The split can’t be that unamicable as Ethan’s wife Frances McDormand takes a central role as the conniving and duplicitous Lady Macbeth. Perhaps this amounts to a strike from a personal bucket list not shared by Ethan, and while little new is brought to the telling of Shakespeare’s tale (it all feels a little condensed, a little clipped), the methodology tilts formally to the greats of old. The Coens’ work has always been the province of knowing parody and pastiche, but working solo Joel Coen seems more sincere in his reverence.

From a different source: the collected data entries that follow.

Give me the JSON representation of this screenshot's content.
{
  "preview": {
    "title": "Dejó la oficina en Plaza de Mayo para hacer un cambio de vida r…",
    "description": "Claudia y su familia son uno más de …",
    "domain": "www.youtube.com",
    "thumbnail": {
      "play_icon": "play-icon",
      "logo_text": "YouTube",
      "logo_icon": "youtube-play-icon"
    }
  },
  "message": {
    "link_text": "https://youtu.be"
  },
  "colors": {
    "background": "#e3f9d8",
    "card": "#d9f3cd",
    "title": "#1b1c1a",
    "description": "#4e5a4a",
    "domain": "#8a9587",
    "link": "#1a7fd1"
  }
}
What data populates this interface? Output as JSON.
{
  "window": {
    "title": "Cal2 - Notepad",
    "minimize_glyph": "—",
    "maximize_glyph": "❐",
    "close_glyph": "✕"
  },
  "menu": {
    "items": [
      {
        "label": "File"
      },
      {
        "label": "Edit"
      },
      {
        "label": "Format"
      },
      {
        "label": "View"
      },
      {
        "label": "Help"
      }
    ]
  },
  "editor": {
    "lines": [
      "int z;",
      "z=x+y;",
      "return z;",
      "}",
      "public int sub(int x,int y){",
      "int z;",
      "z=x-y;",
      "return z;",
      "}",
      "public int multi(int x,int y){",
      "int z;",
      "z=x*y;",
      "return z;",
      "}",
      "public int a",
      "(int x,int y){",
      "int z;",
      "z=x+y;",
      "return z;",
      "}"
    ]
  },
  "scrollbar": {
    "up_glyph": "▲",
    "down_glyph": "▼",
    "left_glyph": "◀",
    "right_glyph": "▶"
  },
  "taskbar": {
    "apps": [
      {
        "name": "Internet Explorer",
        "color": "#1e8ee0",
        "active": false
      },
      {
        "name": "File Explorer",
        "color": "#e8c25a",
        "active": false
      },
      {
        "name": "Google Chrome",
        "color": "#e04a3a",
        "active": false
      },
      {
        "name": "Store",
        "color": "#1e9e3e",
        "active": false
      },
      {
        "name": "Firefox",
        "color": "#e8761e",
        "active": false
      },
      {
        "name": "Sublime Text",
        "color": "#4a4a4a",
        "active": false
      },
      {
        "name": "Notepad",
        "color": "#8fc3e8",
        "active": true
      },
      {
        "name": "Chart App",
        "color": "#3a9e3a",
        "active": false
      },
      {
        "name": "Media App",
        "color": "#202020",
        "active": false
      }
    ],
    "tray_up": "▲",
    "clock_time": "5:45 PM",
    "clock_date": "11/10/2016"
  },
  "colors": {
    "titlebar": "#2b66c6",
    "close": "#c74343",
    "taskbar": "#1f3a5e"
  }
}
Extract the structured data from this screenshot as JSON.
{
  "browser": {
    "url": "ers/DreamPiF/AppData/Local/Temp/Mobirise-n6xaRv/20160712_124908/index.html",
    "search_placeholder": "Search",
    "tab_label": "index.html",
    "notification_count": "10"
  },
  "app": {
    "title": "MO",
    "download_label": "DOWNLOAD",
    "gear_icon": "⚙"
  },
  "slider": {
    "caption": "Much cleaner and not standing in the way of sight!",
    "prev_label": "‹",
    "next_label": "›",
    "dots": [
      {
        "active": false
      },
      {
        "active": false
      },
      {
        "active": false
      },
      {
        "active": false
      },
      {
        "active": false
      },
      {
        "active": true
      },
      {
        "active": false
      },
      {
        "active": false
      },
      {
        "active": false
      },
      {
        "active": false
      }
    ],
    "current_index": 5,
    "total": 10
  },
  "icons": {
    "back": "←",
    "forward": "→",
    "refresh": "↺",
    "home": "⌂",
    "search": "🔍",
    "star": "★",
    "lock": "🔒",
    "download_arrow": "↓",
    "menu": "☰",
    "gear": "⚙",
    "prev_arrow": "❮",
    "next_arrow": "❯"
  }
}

Working within the frame of the classic Academy ratio, The Tragedy of Macbeth already exudes an olde worlde aura, but it is clear from the off that Coen covets the extreme austerity of Dreyer and Bergman. Cinematographer Bruno Delbonnel helps Coen to realise his empty, towering sets in stark monochrome, exaggerating the film’s grand hat-tip to the greats of German expressionism, from Murnau to Wiene. Together they shroud their actors in looming shadows, or else abandon them, exposed and defenseless, in unbound white-outs. Arches loom, battlements soar, castles wrought in chiaroscuro hover in the sky above clouds of roiling mist. It’s all exceedingly atmospheric and will no doubt lead to a clutch of award noms.

The Tragedy of Macbeth

For the telling, Coen has corralled an impeccable cast. Denzel Washington, unsurprisingly, makes for an impressive Macbeth, though he’s not as blustery as one might well have imagined. Prone to utterance as opposed to projection, he draws from within a weariness and learned regret, as though he already knows damned well that following the soothsaying of the Wyrd Sisters (Kathryn Hunter) means stepped a doom-laden path from the first footfall. Along this road he is inexorably drawn, resigned to his fate and – by increments – increasingly angered at his own inability to swerve.

For her part, the aforementioned Hunter is among the film’s most remarkable players, contorting herself as though the witches’ spell is a bodily incantation, like the dances of Guadagnino’s Suspiria. She has only two scenes, of course, but she and Coen make them count in different ways. They are among the film’s most haunting encounters.

She’s not the only peripheral player making a significant impact. Corey Hawkins makes Macduff a clear-headed and righteous adversary for Macbeth, and their eventual sparring along the battlements is one of the film’s most thrilling and claustrophobic attractions. And, with only one scene, Moses Ingram impresses greatly as his Lady. Her is the sound and the fury most bewitching.

While keeping the running time to 105 minutes is appreciated in the main, it does feel as though Coen rattles through the framework of the story with a little haste, and the delivery of the bard’s words is often densely packed. Those who struggle to unpick his peculiarities of phrase are given no leeway. I’ll hold my hand up as among their number. I’ve always had a bit of a barrier when it comes to Shakespeare. The story’s ubiquity becomes its own saving grace.

Unlike Macbeth and his meddlesome witches, we know not what the future holds. Whether The Tragedy of Macbeth will become a brief sojourn into solo expression for Joel, or whether this is the start of a new path. With so many modern classics under his belt already, he didn’t particularly need to provide us with a statement of intent, and I’m not entirely sure that’s what’s offered anyway. Regardless of what’s in store – for us or the brothers Coen – this is an earnest s(w)erve that belays one master’s appreciation for another.